Chefs müssen eingreifen

Führungskräfte können helfen, ihre Mitarbeiter vor Überarbeitung und Burnout zu bewahren. Bemerken sie eine Veränderung im Verhalten, sollen sie mit ihnen sprechen. Oft erzählten Gerlmaier Projektmitarbeiter, dass Kollegen und Vorgesetzte gesehen hätten, dass sie in den Burnout hineinfielen, aber keiner habe geholfen. «Führungskräfte können Aufgaben priorisieren und Tätigkeiten zu verlagern, das entlastet die Mitarbeiter unheimlich», appelliert sie.
Doch etliche Chefs tun sich schwer mit solchen Massnahmen, weiss die Pschychologin: «Viele Führungskräfte haben es nicht gelernt, Mitarbeiter vor Stress zu bewahren.
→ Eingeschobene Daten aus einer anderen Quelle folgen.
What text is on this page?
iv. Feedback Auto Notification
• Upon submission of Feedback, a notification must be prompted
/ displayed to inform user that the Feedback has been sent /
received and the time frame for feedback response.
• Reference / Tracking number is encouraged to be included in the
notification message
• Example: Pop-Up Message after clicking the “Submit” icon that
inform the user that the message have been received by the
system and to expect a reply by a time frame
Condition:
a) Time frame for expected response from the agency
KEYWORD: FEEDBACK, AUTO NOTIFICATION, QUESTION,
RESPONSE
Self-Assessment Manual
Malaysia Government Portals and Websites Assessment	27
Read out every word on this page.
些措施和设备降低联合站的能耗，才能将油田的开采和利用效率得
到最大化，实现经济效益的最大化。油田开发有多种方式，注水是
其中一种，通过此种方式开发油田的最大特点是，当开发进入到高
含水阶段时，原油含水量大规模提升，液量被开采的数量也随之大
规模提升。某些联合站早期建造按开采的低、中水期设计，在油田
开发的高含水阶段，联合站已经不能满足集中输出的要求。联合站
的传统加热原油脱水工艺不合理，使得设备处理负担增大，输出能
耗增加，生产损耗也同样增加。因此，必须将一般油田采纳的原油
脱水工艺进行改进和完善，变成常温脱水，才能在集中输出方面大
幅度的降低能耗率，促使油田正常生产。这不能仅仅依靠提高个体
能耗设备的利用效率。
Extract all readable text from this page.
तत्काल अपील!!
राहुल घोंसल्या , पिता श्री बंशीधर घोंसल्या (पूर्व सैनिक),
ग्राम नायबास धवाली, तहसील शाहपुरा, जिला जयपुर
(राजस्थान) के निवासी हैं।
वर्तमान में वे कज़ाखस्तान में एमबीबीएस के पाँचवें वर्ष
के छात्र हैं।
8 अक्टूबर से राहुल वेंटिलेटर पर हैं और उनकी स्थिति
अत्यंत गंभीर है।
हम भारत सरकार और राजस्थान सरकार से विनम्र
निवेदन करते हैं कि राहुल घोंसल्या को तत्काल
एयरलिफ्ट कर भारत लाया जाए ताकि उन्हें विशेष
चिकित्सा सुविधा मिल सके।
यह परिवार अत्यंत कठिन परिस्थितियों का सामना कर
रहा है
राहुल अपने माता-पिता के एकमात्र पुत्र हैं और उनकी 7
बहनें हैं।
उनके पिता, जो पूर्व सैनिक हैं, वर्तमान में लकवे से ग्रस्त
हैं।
Oft finden irrationale Machtkämpfe statt, anstatt dass den Mitarbeitern die Möglichkeit gegeben wird, die Ressourcen wieder aufzubauen.» So sei das Thema Home Office schwer umstritten. In etlichen Firmen dürfen nur wenige Mitarbeitern teilweise von zuhause aus arbeiten, obwohl das zur Stressreduktion massgeblich beitragen kann. Damit die Chefs intervenieren können, müssen sie geschult sein, solche Gespräche zu führen oder den Zeitpunkt zu erkennen, wann sie einen Psychologen einschalten sollten.